In November 1998, the manufacturer released new information regarding changes of adverse reactions seen with Infliximab. In a trial of 40 patients retreated with Infliximab two to four years after therapy, ten patients developed side effects 3 to 12 days following retreatment. The symptoms included myalgia (90%), rash (70%), fever (60%), polyarthralgia (50%) and other side effects to a smaller extent. In addition, antibodies to Infliximab were discovered and my have shortened the duration of clinical response. Nine of the 10 patients experiencing these effects were initially treated with an investigational liquid formulation of Infliximab, which has been replaced by a lyophilized formulation.

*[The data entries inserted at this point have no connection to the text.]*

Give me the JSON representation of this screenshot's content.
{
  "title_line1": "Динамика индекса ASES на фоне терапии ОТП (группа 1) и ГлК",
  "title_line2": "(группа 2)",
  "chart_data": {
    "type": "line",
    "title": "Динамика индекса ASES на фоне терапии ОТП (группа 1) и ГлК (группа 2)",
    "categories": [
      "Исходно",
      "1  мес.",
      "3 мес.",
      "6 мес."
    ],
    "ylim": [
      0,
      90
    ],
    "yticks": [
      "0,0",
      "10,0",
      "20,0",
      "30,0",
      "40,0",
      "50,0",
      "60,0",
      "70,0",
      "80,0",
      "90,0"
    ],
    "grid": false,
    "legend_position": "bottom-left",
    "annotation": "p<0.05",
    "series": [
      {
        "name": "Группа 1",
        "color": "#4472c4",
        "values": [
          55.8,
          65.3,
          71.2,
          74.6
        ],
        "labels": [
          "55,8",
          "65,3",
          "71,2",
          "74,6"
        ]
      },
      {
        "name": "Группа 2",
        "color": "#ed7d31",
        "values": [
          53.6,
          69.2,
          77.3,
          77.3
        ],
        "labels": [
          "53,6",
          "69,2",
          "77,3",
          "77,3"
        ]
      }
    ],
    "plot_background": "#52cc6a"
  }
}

It is unknown if the liquid formulation was a factor in causing these effects following retreatment.
Patients receiving immunosuppressants tended to experience fewer infusion reactions as compared to patients on no immunosuppressants. The manufacturer has not established specific monitoring for infliximab.
The Pharmacy and Therapeutics committee approved infliximab for the sole indication of patients with refractory Crohn’s disease. In regards to the cost and safety of infliximab, all indications other than the approved indication require a non-formulary request form to be submitted.
FOOD/DRUG INTERACTIONS: Infliximab may be taken without regard to food. Specific studies on drug interactions with infliximab have not been conducted.
FORMULARY DELETIONS
Troglitazone (Rezulinâ ): 200mg, 300mg and 400mg Tablets
Based on numerous reports of hepatic toxicity with troglitazone, the pharmacy and therapeutics committee has decided to delete troglitazone from the formulary.